À travers cette initiative inédite, le continent européen affiche une ambition claire : reprendre progressivement le contrôle de ses flux de paiement numériques et réduire sa dépendance technologique vis-à-vis des infrastructures financières américaines. Le projet rassemble plusieurs acteurs majeurs du paiement mobile en Europe : Bizum en Espagne, Bancomat en Italie, MB WAY au Portugal, Vipps MobilePay dans les pays nordiques ainsi que Wero côté français. Ensemble, ces plateformes totalisent déjà près de 130 millions d’utilisateurs à travers le continent. Leur objectif est désormais de créer une infrastructure interopérable capable de connecter les différents systèmes nationaux dans un même espace de paiement européen.
Le cœur du projet repose sur la création d’un hub central d’interopérabilité attendu dès le premier semestre 2026. Cette plateforme permettra aux utilisateurs européens d’effectuer des transferts transfrontaliers aussi simplement qu’un paiement domestique. Concrètement, un utilisateur français pourra envoyer instantanément de l’argent à un proche situé en Espagne, au Portugal ou dans les pays nordiques sans passer par les réseaux américains traditionnels. Les transferts entre particuliers devraient être opérationnels dès 2026 dans treize pays européens, allant notamment d’Andorre à Suède. Les paiements en ligne et en magasin suivront progressivement à partir de 2027.
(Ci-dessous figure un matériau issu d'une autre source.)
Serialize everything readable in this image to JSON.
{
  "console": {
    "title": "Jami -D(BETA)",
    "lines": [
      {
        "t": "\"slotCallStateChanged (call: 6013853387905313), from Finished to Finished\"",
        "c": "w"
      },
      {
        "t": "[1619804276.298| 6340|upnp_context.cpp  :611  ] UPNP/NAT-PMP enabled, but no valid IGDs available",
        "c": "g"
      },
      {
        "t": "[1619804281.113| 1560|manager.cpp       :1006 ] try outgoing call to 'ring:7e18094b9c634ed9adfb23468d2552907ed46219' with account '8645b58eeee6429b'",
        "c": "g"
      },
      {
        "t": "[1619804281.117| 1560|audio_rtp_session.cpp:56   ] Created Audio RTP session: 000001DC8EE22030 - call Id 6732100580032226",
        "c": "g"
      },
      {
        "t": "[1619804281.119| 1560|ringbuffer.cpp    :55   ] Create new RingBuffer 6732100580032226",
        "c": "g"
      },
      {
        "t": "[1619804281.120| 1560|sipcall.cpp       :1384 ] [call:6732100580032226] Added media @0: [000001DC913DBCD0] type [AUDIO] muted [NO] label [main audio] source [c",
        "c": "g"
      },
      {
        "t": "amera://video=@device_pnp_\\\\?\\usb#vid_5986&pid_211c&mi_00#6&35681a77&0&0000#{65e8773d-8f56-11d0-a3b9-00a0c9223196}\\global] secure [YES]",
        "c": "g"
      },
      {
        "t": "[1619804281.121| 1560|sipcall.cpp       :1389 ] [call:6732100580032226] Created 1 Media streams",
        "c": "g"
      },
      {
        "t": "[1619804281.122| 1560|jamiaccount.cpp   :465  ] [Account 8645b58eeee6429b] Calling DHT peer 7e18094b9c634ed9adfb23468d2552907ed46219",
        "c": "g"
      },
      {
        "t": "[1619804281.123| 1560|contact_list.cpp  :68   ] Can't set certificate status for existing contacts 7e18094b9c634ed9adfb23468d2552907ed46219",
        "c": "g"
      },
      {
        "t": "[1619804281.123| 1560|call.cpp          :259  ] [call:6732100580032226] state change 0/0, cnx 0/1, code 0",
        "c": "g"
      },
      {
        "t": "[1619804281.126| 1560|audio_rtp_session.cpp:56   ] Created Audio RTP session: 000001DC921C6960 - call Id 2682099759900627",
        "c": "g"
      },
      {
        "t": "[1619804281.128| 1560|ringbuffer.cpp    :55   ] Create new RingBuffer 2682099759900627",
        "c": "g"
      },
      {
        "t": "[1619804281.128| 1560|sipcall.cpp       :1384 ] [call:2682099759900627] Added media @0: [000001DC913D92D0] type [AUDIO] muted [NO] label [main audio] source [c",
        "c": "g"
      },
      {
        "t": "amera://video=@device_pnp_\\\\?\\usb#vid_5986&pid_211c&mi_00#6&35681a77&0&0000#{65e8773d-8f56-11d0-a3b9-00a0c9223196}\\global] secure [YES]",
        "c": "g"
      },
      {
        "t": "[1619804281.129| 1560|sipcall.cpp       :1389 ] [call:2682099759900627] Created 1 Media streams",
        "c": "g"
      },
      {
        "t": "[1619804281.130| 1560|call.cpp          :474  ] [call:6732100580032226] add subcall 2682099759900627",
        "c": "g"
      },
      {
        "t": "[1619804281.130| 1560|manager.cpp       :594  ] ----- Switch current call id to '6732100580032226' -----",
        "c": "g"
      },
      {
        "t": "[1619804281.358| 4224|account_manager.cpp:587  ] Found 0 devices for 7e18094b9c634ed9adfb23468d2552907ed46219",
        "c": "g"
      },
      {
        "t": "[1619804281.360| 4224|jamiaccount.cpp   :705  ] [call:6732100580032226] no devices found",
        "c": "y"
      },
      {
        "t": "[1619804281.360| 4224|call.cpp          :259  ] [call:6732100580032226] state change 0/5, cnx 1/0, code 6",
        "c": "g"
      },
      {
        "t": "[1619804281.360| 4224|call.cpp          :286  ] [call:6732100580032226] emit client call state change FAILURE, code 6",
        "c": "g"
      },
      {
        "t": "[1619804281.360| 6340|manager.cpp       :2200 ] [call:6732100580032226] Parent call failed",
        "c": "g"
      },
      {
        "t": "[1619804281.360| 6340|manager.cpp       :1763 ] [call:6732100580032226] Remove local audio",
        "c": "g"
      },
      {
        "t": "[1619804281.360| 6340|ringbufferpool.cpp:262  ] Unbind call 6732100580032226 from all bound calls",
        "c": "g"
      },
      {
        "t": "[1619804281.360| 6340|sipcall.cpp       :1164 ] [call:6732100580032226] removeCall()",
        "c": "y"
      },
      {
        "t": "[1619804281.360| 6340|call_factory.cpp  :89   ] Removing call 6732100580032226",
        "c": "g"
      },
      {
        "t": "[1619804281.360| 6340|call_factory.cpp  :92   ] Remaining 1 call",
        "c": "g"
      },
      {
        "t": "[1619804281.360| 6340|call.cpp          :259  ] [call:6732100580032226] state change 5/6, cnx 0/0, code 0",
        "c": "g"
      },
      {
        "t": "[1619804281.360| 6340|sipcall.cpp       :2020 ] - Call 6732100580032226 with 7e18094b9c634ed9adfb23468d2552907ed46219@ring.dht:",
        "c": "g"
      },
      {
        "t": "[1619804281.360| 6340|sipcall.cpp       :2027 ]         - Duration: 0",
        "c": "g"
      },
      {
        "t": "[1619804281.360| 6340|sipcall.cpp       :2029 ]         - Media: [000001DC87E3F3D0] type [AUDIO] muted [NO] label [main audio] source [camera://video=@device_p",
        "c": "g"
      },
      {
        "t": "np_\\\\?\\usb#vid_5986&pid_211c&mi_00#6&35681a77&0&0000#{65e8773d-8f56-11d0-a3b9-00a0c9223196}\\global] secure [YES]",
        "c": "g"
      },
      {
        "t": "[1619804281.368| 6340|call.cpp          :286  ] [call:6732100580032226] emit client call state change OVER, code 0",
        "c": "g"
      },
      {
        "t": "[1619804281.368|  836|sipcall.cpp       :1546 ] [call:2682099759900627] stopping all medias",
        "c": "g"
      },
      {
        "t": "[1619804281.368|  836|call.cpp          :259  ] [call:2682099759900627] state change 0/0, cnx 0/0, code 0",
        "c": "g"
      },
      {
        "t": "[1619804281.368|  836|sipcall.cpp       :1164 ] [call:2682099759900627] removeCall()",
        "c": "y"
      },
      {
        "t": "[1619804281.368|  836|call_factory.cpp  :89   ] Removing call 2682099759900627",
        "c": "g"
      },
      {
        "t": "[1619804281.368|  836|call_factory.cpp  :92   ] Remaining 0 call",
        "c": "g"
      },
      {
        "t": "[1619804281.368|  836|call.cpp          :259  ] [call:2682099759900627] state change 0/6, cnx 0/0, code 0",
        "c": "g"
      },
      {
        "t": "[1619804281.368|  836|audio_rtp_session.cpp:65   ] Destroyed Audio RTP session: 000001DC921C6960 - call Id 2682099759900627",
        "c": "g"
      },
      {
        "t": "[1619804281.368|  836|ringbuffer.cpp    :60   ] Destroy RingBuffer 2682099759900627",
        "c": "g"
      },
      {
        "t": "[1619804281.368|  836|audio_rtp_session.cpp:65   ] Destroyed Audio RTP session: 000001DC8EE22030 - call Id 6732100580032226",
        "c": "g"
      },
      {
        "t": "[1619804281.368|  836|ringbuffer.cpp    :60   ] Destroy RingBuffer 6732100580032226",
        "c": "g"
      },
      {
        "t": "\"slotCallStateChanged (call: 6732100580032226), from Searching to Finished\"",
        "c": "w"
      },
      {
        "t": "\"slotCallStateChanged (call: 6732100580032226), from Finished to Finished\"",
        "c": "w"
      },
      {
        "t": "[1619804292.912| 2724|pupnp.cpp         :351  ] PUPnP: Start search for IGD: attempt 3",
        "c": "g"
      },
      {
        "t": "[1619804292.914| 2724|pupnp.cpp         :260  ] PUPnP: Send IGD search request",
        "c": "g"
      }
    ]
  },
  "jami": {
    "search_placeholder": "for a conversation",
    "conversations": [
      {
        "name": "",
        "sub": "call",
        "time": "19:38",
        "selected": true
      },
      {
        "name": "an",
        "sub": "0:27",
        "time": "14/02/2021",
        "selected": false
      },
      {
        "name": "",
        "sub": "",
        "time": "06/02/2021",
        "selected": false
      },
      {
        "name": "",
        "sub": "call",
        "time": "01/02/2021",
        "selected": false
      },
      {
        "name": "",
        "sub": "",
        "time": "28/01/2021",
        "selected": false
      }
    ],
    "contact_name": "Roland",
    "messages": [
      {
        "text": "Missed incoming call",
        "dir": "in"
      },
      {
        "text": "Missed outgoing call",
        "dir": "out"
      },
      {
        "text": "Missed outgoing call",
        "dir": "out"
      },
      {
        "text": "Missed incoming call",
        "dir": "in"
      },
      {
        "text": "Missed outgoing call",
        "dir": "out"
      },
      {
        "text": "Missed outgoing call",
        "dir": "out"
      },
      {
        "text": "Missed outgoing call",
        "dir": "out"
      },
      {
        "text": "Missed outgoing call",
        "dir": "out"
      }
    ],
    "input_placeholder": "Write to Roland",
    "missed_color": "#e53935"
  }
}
Au-delà de la technologie, cette initiative traduit surtout une préoccupation géopolitique et économique majeure pour l’Europe. Depuis plusieurs années, les institutions européennes s’inquiètent de la dépendance du continent envers les infrastructures financières américaines, devenues essentielles au fonctionnement de l’économie numérique mondiale. Aujourd’hui, une grande partie des paiements électroniques européens transitent encore par des réseaux contrôlés par des entreprises étrangères, principalement américaines. Cette situation soulève plusieurs enjeux : souveraineté financière, contrôle des données, cybersécurité, résilience économique et autonomie stratégique. À travers cette nouvelle alliance, l’Europe cherche donc à bâtir une capacité de paiement indépendante capable de sécuriser ses flux financiers et de renforcer son autonomie technologique.
Le projet s’appuie notamment sur l’expérience de l’EuroPA, déjà opérationnelle depuis 2025 entre l’Espagne, l’Italie, le Portugal et Andorre. Mais les ambitions vont désormais beaucoup plus loin. Les promoteurs de cette infrastructure souhaitent couvrir à terme près de 72 % de la population de l’Union européenne ainsi que la Norvège. L’objectif est de construire progressivement un véritable espace européen unifié du paiement numérique, capable de rivaliser avec les grands réseaux internationaux.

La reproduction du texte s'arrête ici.